Summary. The paper proposes a counterfactual explanation (CX) based class-oriented feature attribution method for medical images, constructed using generative adversarial networks (GANs) with a cycle-consistent loss. The method generates plausible counterfactual instances (CIs) of the opposite class and derives attribution maps by subtracting these from the input image, aiming to highlight causally relevant features rather than minimal discriminative ones used by prior visualization techniques. It evaluates the approach on synthetic data, a tuberculosis dataset, and the BraTS dataset, claims to confirm efficacy across all experiments, highlights limitations of existing CX techniques, introduces a novel CI quality evaluation technique, and provides baseline results on BraTS.
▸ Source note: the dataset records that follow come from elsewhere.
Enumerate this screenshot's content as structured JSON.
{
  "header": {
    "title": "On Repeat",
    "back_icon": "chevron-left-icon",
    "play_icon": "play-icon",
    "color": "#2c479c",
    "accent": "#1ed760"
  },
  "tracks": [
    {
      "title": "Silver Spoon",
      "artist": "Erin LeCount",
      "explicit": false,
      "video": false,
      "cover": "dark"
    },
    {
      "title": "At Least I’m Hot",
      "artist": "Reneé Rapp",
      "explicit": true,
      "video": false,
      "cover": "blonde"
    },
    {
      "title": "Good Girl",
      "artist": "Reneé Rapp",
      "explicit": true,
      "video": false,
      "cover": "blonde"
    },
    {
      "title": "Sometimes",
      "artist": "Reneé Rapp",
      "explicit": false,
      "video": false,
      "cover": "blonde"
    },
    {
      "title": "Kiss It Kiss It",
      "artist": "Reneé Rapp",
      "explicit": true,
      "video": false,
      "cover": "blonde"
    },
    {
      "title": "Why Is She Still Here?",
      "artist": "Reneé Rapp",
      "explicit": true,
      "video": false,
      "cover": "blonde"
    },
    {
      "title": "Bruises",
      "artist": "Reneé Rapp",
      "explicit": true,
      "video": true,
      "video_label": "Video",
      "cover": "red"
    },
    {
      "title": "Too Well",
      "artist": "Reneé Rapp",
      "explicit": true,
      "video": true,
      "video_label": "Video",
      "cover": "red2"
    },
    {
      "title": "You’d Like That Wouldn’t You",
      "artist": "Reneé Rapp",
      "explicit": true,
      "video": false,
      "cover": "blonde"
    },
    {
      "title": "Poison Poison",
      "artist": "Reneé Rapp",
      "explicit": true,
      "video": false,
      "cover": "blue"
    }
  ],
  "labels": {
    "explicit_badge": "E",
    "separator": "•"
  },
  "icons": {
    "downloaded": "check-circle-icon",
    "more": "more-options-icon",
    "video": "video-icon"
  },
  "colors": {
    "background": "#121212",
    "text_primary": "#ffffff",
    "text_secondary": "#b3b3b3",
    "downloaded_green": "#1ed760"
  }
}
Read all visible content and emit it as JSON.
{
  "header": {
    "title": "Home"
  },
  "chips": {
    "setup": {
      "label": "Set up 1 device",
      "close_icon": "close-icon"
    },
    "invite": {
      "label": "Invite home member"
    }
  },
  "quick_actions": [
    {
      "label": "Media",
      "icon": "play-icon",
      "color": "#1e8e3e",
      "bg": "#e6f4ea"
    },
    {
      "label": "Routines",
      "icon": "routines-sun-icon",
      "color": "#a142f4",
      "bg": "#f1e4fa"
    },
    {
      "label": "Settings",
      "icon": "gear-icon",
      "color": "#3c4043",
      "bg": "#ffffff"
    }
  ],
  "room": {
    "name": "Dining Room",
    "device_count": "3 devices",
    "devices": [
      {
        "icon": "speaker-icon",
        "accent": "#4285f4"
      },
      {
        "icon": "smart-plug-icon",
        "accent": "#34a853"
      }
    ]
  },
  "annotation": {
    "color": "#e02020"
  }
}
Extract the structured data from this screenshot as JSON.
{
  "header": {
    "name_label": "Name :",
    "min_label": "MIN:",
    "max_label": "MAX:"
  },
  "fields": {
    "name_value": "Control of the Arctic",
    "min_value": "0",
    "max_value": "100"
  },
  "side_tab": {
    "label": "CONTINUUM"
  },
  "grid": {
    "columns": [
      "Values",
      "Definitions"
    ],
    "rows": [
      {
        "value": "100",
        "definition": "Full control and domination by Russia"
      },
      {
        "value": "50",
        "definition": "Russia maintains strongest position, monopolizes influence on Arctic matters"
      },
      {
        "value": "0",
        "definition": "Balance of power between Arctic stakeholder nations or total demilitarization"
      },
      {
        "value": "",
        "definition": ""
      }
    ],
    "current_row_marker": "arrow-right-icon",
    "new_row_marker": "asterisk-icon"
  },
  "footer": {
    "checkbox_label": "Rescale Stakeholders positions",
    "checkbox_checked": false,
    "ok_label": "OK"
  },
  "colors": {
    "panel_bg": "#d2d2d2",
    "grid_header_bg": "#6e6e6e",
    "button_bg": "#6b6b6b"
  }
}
Significance. If the empirical claims hold under rigorous validation, the work could meaningfully advance interpretable machine learning for medical imaging by shifting from purely discriminative attributions to counterfactual ones that offer self-explanatory, analogy-based insights. This addresses a documented shortcoming in prior CX methods regarding plausibility of generated instances and could improve clinical utility for radiologists by better aligning attributions with disease-relevant anatomy.

major comments (3)
  1. [Abstract] Abstract: the statement 'All experiments confirm the efficacy of the proposed method' is unsupported by any reported quantitative metrics, ablation studies, error analysis, or statistical comparisons, so the central efficacy claim rests on unshown details.
  2. [Experiments] Evaluation on three datasets: no quantitative checks (e.g., classifier re-evaluation on edited images, expert segmentation overlap with known causal features, or comparison against ground-truth interventions) are described to verify that pixel differences isolate disease features rather than GAN artifacts or unrelated anatomy changes, leaving the attribution validity untested.
  3. [Experiments] BraTS baseline results: while baselines are mentioned, the absence of specific performance numbers, tables, or direct comparisons to prior CX techniques prevents assessment of whether the cycle-consistent GAN approach improves upon existing methods.
minor comments (2)
  1. [Abstract] The phrasing 'cyclical-consistent loss function' should be corrected to the standard term 'cycle-consistent loss' for consistency with the literature.
  2. [Method] Notation for the attribution map computation (input minus counterfactual) could be formalized with an equation to improve clarity.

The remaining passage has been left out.